Pair Corralation between Sp 500 and Steward Small
Assuming the 90 days horizon Sp 500 is expected to generate 1.05 times less return on investment than Steward Small. But when comparing it to its historical volatility, Sp 500 Index is 1.03 times less risky than Steward Small. It trades about 0.06 of its potential returns per unit of risk. Steward Small Mid Cap is currently generating about 0.06 of returns per unit of risk over similar time horizon. If you would invest 1,257 in Steward Small Mid Cap on September 12, 2024 and sell it today you would earn a total of 186.00 from holding Steward Small Mid Cap or generate 14.8% return on investment over 90 days.

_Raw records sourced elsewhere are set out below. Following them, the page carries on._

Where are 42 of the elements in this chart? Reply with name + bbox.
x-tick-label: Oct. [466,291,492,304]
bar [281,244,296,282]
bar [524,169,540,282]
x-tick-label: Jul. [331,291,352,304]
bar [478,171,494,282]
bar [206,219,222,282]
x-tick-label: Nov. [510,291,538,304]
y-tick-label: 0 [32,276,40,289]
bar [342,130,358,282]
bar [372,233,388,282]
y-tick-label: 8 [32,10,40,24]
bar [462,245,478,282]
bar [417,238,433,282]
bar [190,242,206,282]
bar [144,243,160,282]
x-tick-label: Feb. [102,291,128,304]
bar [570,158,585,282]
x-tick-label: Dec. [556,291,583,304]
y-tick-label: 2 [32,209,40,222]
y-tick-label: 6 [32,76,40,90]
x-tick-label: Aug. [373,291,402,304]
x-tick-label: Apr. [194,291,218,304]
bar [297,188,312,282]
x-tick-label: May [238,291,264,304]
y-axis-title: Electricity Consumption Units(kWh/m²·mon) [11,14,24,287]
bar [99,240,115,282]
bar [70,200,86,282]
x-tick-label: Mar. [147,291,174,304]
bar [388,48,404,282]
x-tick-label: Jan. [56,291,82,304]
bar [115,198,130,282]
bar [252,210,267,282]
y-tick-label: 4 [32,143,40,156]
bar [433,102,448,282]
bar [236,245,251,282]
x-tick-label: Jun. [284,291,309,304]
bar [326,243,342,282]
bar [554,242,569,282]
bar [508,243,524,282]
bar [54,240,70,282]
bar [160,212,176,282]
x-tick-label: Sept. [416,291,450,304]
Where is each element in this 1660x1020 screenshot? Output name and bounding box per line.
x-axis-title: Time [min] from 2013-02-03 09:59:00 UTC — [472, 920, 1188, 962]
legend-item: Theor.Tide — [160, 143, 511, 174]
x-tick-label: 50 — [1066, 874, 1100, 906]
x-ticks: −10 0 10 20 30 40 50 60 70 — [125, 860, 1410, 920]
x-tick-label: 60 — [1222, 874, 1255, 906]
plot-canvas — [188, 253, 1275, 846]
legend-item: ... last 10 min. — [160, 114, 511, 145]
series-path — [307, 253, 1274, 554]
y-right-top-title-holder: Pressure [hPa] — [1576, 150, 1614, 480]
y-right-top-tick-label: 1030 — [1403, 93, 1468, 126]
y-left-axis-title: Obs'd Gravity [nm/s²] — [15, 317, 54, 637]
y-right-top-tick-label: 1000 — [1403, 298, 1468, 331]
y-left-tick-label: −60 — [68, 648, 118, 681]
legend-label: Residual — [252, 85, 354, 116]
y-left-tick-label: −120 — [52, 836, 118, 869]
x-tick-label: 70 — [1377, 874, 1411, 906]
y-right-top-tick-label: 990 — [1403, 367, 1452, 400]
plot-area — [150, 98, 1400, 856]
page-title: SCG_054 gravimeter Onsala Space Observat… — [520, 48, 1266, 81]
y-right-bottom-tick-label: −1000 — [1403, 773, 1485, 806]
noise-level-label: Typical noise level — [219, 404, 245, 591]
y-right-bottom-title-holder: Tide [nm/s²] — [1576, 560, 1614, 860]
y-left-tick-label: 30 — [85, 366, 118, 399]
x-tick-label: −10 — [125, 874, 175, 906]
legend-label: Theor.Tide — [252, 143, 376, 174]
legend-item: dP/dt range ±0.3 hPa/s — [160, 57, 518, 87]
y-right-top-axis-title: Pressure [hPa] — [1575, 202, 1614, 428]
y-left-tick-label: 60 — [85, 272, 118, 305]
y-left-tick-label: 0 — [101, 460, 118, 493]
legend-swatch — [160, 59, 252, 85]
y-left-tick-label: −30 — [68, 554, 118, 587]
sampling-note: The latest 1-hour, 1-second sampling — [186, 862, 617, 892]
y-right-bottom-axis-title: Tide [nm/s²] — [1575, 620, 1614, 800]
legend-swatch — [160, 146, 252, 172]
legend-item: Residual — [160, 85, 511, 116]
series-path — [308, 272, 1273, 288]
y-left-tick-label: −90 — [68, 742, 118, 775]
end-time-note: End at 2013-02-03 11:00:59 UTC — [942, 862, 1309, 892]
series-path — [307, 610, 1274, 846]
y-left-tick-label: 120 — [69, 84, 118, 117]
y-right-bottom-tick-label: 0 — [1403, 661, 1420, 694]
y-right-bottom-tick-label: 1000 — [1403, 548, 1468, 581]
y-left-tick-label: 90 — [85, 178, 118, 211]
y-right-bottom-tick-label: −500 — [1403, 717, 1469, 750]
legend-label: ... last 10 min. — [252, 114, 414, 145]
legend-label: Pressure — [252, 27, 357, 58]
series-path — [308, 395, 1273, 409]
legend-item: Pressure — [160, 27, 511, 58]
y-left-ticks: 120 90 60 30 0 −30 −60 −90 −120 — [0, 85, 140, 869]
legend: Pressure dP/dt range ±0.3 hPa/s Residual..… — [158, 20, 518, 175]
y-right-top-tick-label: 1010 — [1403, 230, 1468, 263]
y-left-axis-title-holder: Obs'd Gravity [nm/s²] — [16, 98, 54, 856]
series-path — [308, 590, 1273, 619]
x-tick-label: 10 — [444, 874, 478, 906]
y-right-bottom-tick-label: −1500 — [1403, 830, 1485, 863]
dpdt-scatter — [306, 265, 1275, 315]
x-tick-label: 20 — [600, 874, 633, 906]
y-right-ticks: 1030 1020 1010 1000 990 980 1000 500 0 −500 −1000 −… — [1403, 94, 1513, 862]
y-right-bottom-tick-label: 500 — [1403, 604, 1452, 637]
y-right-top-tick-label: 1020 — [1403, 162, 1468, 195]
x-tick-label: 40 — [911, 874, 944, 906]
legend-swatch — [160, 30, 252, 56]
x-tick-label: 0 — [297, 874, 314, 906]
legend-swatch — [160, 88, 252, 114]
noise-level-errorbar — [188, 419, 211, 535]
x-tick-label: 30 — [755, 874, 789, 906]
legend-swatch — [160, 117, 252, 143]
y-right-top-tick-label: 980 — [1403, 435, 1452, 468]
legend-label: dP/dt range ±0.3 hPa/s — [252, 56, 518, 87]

Time Period | 3 Months [change] |
Direction | Moves Together |
Strength | Insignificant |
Accuracy | 100.0% |
Values | Daily Returns |
Sp 500 Index vs. Steward Small Mid Cap
Performance |
Timeline |
Sp 500 Index |
Steward Small Mid |
Sp 500 and Steward Small Volatility Contrast
Predicted Return Density |
Returns |
Pair Trading with Sp 500 and Steward Small
The main advantage of trading using opposite Sp 500 and Steward Small positions is that it hedges away some unsystematic risk. Because of two separate transactions, even if Sp 500 position performs unexpectedly, Steward Small can make up some of the losses. Pair trading also minimizes risk from directional movements in the market. For example, if an entire industry or sector drops because of unexpected headlines, the short position in Steward Small will offset losses from the drop in Steward Small's long position.Sp 500 vs. Sp Midcap Index | Sp 500 vs. Sp Smallcap Index | Sp 500 vs. Deutsche Equity 500 | Sp 500 vs. Dreyfus Institutional Sp |
Steward Small vs. Sp Midcap Index | Steward Small vs. Sp 500 Index | Steward Small vs. Nasdaq 100 Index Fund | Steward Small vs. Deutsche Sp 500 |
Check out your portfolio center.Note that this page's information should be used as a complementary analysis to find the right mix of equity instruments to add to your existing portfolios or create a brand new portfolio. You can also try the My Watchlist Analysis module to analyze my current watchlist and to refresh optimization strategy. Macroaxis watchlist is based on self-learning algorithm to remember stocks you like.